Pandemic-inspired temporary bike lanes, including one along University Avenue, could be made permanent

A total of seven temporary bike lanes that were installed in an effort to give Torontonians more ways to get around during the early days of the COVID-19 pandemic could soon be made permanent.

A report that will go before the infrastructure and environment committee next week recommends that temporary bike lanes installed along Bloor Street East, Dundas Street East, University Avenue, Danforth Avenue, Bayview Avenue, Wilmington Avenue and Huntingwood Drive in 2020 be made a permanent part of the city’s cycling network.

Staff are also recommending that the Danforth Avenue bike lane be extended from Dawes Road to Victoria Park Avenue.

In arguing for the changes, staff cite data that shows that all seven bike lanes have seen a significant increase in cyclist traffic while only having a “minimal” effect on automobile travel times.

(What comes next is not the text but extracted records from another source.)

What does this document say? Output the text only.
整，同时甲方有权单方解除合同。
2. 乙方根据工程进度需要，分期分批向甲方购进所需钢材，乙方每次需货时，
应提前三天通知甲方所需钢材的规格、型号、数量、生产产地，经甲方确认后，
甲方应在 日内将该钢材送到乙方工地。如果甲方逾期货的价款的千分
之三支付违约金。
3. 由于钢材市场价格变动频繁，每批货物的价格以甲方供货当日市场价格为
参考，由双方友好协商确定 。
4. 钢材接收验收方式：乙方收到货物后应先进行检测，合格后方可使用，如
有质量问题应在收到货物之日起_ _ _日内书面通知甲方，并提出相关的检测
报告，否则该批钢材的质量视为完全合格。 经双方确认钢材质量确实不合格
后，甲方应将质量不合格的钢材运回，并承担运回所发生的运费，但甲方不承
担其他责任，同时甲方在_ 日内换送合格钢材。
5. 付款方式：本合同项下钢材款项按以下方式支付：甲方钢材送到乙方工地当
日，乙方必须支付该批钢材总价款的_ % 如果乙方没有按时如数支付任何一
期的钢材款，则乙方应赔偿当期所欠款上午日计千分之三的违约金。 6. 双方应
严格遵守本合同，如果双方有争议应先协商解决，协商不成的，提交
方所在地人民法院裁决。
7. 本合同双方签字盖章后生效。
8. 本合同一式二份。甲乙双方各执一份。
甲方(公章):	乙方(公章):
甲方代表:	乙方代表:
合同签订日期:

In fact, the number of cyclists who use University Avenue on an average weekday has more than doubled since the installation of the bike lane along that corridor and on Danforth Avenue, which is the busiest of the routes, cyclists volumes were up more than 66 per cent with an average of 2,750 riders now being observed at Jones Avenue on a typical weekday.

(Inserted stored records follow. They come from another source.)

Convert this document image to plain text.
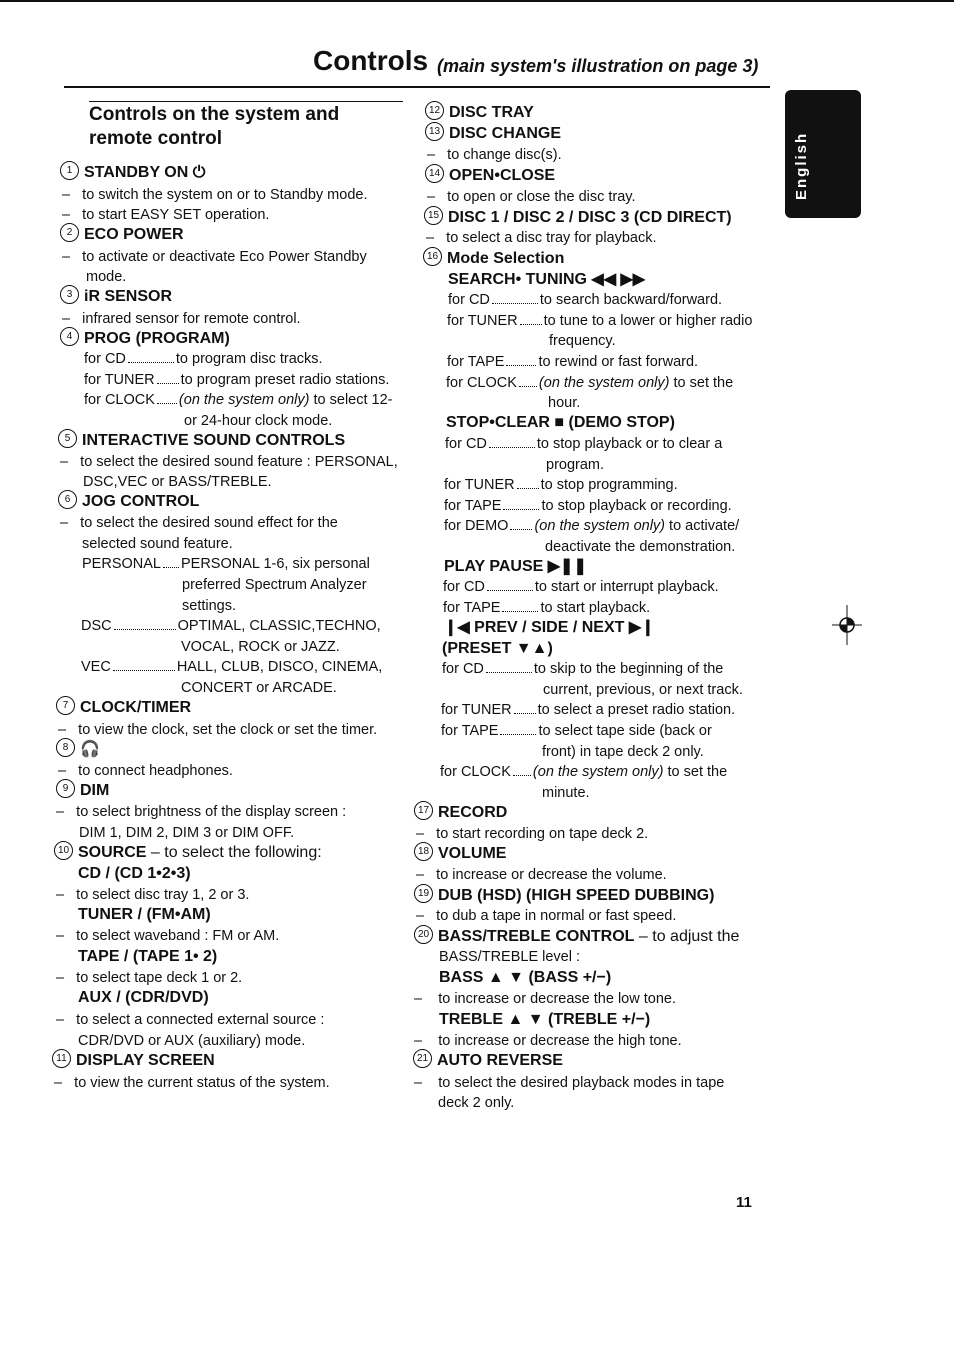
Controls (main system's illustration on page 3)
English
Controls on the system and remote control
1 STANDBY ON ⏻
– to switch the system on or to Standby mode.
– to start EASY SET operation.
2 ECO POWER
– to activate or deactivate Eco Power Standby
mode.
3 iR SENSOR
– infrared sensor for remote control.
4 PROG (PROGRAM)
for CD	to program disc tracks.
for TUNER to program preset radio stations.
for CLOCK (on the system only) to select 12-
or 24-hour clock mode.
5 INTERACTIVE SOUND CONTROLS
– to select the desired sound feature : PERSONAL,
DSC,VEC or BASS/TREBLE.
6 JOG CONTROL
– to select the desired sound effect for the
selected sound feature.
PERSONAL PERSONAL 1-6, six personal
preferred Spectrum Analyzer
settings.
DSC	OPTIMAL, CLASSIC,TECHNO,
VOCAL, ROCK or JAZZ.
VEC	HALL, CLUB, DISCO, CINEMA,
CONCERT or ARCADE.
7 CLOCK/TIMER
– to view the clock, set the clock or set the timer.
8 🎧
– to connect headphones.
9 DIM
– to select brightness of the display screen :
DIM 1, DIM 2, DIM 3 or DIM OFF.
10 SOURCE – to select the following:
CD / (CD 1•2•3)
– to select disc tray 1, 2 or 3.
TUNER / (FM•AM)
– to select waveband : FM or AM.
TAPE / (TAPE 1• 2)
– to select tape deck 1 or 2.
AUX / (CDR/DVD)
– to select a connected external source :
CDR/DVD or AUX (auxiliary) mode.
11 DISPLAY SCREEN
– to view the current status of the system.
12 DISC TRAY
13 DISC CHANGE
– to change disc(s).
14 OPEN•CLOSE
– to open or close the disc tray.
15 DISC 1 / DISC 2 / DISC 3 (CD DIRECT)
– to select a disc tray for playback.
16 Mode Selection
SEARCH• TUNING ◀◀ ▶▶
for CD	to search backward/forward.
for TUNER to tune to a lower or higher radio
frequency.
for TAPE to rewind or fast forward.
for CLOCK (on the system only) to set the
hour.
STOP•CLEAR ■ (DEMO STOP)
for CD	to stop playback or to clear a
program.
for TUNER to stop programming.
for TAPE	to stop playback or recording.
for DEMO (on the system only) to activate/
deactivate the demonstration.
PLAY PAUSE ▶❚❚
for CD	to start or interrupt playback.
for TAPE	to start playback.
❙◀ PREV / SIDE / NEXT ▶❙
(PRESET ▼▲)
for CD	to skip to the beginning of the
current, previous, or next track.
for TUNER to select a preset radio station.
for TAPE	to select tape side (back or
front) in tape deck 2 only.
for CLOCK (on the system only) to set the
minute.
17 RECORD
– to start recording on tape deck 2.
18 VOLUME
– to increase or decrease the volume.
19 DUB (HSD) (HIGH SPEED DUBBING)
– to dub a tape in normal or fast speed.
20 BASS/TREBLE CONTROL – to adjust the
BASS/TREBLE level :
BASS ▲ ▼ (BASS +/−)
– to increase or decrease the low tone.
TREBLE ▲ ▼ (TREBLE +/−)
– to increase or decrease the high tone.
21 AUTO REVERSE
– to select the desired playback modes in tape
deck 2 only.
11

Meanwhile, the data shows that travel times along the routes have only been minimally impacted by the presence of the bike lanes.

The biggest impact was noted along Danforth Avenue, where it now takes drivers about 30 seconds longer to get from Broadview Avenue to Dawes Road.

Staff, however, do note that current traffic has not yet returned to pre-pandemic levels, which could mean that the impact of installing the bike lanes is being somewhat underrepresented in the data.

In a joint statement released on Thursday, seven downtown and east-end city councillors welcomed the report, which they said supports what they have already being hearing “loud and clear” from their constituents.

“We are thrilled to support making these projects permanent,” they say. “We know that these pilot projects, including the patios, road safety improvements, and bike lanes, have and will continue to improve and protect the health of Torontonians, support local businesses, are an important step in fighting climate change, and most importantly make our streets safer for everyone.”

Six of the seven bike lanes were set up with largely temporary infrastructure in order to expedite their installation, but staff say that if council chooses to make them permanent, staff will be able to consider various public realm improvements, especially as the roadways undergo state-of good repair work in the coming years.

They say that as part of that work, improvements such as “green infrastructure, raised concrete physical separation, improved transit stops, and accessibility upgrades could be incorporated.”